Tuesday 19 July 2022

IWWAZ (1943 Jacques Tourneur)

It was 36°C today. There's quite a lot of opacity to this tale - Tom Conway's wife (Christine Gordon, her only performance) cannot be a zombie - yet when she is stabbed, she doesn't bleed. And what was going on with her - was she about to leave him for his brother, drunkard James Ellison?

Tourneur met Val Lewton when both were working for David Selznick on David Copperfield in 1935. When Lewton set up his mini-studio at RKO, producing that series of intelligent and atmospheric horror films, Tourneur was his first choice, and he directed Cat People, this and The Leopard Man, all of which are terrific - but for pure atmosphere, and its subtext of island culture and slavery, this one takes the cake. And eats it, if that doesn't scramble metaphors too badly.

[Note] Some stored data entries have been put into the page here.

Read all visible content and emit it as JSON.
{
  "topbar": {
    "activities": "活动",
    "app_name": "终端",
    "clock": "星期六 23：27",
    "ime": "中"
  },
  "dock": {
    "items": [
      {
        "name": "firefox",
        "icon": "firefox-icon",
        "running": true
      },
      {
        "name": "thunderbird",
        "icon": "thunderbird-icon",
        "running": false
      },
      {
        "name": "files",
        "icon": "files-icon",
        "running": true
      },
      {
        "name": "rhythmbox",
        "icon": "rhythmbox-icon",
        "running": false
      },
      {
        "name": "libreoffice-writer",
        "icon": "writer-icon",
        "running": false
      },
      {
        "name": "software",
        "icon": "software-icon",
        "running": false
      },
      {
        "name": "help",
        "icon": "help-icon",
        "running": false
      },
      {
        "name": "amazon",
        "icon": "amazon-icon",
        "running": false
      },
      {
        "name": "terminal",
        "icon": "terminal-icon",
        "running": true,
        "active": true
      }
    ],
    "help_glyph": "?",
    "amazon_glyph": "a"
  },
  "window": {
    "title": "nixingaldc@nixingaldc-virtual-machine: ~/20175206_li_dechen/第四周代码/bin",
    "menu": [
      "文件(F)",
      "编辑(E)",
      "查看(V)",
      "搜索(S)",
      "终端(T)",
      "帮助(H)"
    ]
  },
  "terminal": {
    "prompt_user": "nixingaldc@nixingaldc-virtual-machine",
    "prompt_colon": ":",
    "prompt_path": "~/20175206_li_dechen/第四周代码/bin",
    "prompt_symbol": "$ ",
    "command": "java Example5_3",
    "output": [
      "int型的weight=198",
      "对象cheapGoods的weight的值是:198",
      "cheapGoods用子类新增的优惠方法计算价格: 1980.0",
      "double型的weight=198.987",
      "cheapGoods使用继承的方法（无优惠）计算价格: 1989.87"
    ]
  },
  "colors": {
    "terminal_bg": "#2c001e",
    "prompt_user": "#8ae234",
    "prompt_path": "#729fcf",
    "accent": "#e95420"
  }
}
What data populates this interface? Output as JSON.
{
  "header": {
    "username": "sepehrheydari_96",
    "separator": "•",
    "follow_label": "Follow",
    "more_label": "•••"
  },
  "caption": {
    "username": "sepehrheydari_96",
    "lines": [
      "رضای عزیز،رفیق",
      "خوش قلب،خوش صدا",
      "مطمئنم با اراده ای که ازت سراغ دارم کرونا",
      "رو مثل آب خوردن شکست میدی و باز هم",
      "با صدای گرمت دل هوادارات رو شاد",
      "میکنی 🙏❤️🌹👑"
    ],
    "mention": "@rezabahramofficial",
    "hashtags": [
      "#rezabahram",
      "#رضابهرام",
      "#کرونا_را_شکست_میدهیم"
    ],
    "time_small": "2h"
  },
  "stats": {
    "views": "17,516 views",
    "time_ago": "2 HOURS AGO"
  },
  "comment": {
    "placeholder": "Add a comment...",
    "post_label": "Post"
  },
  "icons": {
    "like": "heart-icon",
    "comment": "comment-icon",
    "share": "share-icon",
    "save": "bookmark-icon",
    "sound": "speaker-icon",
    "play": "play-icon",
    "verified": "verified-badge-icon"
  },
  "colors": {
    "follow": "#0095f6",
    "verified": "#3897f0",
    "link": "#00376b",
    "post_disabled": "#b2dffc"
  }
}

Frances Dee is the nurse, Edith Barrett the enigmatic Mrs Rand. Sir Lancelot seems like a nice polite man, but when he finds Dee on her own, he's almost threatening her with his calypso (Q says warning). Theresa Harris is charming as the maid, Darby Jones memorable as Carrefour (was he stoned, or had the RKO medics given him starey potion?) I love that moment when he's at the house, advancing, and there's a close shot of him that's quite out of focus - it doesn't matter, in fact it may have been deliberate. As I've said before it's possibly J Roy Hunt's finest hour and is one of the most texturally interesting examples of cinema photography ever.


Love those wind-powered hanging flute bowl things, same sort of principle as an Aeolian Harp.